A former Chief Executive Officer (CEO) of the Bulk Oil Storage and Transportation Company Limited (BOST) has said the next National Democratic Congress (NDC)government will pay attention to building institutions that finance Ghanaian businesses.
Kwame Awuah-Darko stated that this was a means to support businesses in the Small and Medium Enterprise (SMEs) space that have been affected by the banking sector crises.
The former CEO explained in an interview explained that the businesses play an important role in the economy hence the necessity of the move.
“If you were a Ghanaian businessman or woman before, compared to being a Ghanaian businessman or woman today, there’s a huge difference in terms of your opportunity to access capital. You can see that in the drop in volume of the business activities at the ports which started way back in 2018, it is not a function of Covid-19”.
“The small Ghanaian middle class we had played with the indigenous Ghanaian banking sector, because the multi-national banks lend to foreigners and not Ghanaians. Though obviously it is Ghanaian deposits they used to lend to foreign companies. That’s one of the features of the economy,” he said.
He mentioned that the NDC had realised that Micro Finance Institutions (MFIs), Savings and Loans (SLs), indigenous banks have been pushed out of the system following the banking sector crises.
A development that has left the average Ghanaian struggling to access capital.
Regional Development banks
Kwame Awuah-Darko stated that the need for regulation for Regional Development banks.
He said the New Patriotic Party in their manifesto are pursing the normal universal banking approach which regulation style must be change if there is a desire for a development financial institution.
“If you want to focus on how to build this country, you have to focus on how to build regional development financial institutions.

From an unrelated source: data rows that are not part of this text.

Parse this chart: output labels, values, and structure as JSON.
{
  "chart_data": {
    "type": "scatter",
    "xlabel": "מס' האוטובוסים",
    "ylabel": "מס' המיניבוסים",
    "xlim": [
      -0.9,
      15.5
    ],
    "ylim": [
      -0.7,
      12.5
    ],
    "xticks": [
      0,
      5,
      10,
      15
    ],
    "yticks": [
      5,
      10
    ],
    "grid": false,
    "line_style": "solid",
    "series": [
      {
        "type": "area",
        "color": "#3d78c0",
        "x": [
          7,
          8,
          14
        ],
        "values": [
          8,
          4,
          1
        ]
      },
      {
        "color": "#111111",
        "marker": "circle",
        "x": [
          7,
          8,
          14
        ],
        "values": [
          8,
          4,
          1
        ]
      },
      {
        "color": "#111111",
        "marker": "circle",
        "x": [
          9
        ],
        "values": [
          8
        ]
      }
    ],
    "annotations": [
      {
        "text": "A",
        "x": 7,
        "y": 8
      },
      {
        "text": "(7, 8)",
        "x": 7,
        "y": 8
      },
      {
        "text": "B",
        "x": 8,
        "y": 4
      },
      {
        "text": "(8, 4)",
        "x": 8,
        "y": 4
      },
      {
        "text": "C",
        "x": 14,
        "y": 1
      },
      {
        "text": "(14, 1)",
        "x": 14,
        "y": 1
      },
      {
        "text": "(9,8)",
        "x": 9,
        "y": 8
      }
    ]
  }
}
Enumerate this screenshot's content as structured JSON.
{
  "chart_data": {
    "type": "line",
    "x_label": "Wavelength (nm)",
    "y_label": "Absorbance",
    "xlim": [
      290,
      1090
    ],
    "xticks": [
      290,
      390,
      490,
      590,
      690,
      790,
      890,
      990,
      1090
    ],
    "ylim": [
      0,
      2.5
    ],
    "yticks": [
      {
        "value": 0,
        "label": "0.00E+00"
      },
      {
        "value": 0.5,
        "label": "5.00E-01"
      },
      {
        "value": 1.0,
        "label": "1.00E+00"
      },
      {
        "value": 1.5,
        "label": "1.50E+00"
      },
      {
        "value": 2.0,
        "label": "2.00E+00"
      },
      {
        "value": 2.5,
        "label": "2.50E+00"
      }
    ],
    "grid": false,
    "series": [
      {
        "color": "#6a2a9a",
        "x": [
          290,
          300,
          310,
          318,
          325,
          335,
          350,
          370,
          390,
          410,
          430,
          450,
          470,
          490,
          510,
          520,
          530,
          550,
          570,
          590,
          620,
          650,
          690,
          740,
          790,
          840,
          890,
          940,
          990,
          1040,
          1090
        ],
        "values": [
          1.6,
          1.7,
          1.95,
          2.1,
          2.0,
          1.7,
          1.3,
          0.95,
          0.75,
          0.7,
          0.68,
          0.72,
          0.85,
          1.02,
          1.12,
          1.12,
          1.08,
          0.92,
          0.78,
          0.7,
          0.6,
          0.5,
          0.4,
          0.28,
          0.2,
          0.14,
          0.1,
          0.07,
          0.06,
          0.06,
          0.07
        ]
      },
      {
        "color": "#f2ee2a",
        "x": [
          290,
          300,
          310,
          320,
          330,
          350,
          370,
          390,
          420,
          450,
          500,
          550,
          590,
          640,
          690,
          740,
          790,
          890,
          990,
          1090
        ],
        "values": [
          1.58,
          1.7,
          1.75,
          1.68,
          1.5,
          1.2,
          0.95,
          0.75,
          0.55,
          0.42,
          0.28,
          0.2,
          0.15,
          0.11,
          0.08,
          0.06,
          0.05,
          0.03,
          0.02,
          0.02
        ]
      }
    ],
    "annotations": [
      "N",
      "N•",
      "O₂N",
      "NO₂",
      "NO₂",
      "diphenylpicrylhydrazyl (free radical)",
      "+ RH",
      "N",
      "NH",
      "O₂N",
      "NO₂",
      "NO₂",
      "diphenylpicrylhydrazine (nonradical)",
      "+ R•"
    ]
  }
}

‘The NDC set up the EXIM bank that was supposed to finance export oriented activities. But if you go back into our history, what we’re saying is not a new thing, the NDC has done it before.
"An example is ORADEP and REDICAP, at the time we didn’t have many Ghanaian that were entrepreneurial and so government decided to focus on development on the regional specific bases,” he said.
He emphasized the need to develop the economy in order to develop the country itself.
Background
The Bank of Ghana revoked the licenses of 347 Microfinance Companies and that of 23 Savings and Loans and Finance House Companies in 2019, citing insolvency, mismanagement and fraud in some cases.
The exercise was part of the financial sector clean up by the central bank which also saw some eight banks losing their licenses between 2017 and 2019.
Government justified the cleansing exercise, arguing the banks would have, otherwise, collapsed, and with them, the deposits of more than a million clients.